South Russian Workers' Union
South Russian Workers' Union (Pivdennorosiiskyi robitnychyi soiuz). A revolutionary workers' organization in Kyiv in 1880–1. Its membership consisted of several hundred workers, including Russians, Poles, Jews, and a majority of Ukrainians. The union was organized in the spring of 1880 by Ye. Kovalska and N. Shchedrin, two members of the Black Repartition (Chernyi Peredel) organization that had formed in the split of Zemlia i Volia. The union demanded sweeping economic changes, including collective ownership of land and factories, the recognition of all basic liberties, and the satisfaction of more immediate labor demands (including shorter working days and safer conditions). Tactically, the union advocated the use of terror in order to achieve its aims. Sabotage and the murder of factory managers and owners were common threats made by the union leadership. Those tactics met with some success in the Kyiv Arsenal, where Shchedrin concentrated his efforts.

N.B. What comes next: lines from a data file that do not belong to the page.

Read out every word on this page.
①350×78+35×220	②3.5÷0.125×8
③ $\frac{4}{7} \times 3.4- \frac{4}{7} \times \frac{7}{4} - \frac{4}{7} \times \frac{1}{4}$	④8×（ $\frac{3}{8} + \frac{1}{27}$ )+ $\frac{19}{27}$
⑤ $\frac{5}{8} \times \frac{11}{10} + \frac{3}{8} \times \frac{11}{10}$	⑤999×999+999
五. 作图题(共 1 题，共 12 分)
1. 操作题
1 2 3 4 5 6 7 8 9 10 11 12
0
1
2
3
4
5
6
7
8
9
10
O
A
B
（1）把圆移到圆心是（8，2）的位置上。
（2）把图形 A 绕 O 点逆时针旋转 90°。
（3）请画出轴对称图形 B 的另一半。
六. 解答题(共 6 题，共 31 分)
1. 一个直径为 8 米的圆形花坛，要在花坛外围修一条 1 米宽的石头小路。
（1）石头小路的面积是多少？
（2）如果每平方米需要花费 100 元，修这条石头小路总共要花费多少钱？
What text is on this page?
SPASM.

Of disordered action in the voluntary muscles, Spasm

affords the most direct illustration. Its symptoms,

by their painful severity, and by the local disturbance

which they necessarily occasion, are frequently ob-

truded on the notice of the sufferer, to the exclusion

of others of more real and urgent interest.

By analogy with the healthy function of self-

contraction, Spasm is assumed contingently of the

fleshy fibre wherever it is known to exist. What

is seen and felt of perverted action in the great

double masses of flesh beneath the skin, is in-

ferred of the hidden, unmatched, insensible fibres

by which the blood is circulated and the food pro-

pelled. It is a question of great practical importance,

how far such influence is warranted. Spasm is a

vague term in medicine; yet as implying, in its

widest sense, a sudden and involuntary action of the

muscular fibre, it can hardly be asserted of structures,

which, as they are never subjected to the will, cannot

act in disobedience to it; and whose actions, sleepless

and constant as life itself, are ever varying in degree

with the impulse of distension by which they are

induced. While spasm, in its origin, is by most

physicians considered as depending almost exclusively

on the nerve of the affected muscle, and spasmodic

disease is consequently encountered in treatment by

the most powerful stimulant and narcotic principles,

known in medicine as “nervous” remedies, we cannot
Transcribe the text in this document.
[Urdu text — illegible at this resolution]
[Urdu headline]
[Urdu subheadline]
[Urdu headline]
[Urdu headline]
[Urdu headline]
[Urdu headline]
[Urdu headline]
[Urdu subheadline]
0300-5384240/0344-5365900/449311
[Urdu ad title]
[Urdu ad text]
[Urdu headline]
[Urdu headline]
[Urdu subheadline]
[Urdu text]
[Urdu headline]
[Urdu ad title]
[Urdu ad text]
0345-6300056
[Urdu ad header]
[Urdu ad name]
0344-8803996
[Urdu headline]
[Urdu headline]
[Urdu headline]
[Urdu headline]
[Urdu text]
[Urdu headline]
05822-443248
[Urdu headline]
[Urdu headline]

With the arrest of Shchedrin and Kovalska in October 1880, the union came under new leadership. The change signaled a substantial moderation in tactics, with individual acts of terror being rejected in favor of long-term propaganda and strike activity. The union was liquidated in April 1881 upon the arrest of its remaining leaders and the seizure of its printing press. Its leaders were sentenced by military tribunal to various terms of hard labor or exile to Siberia.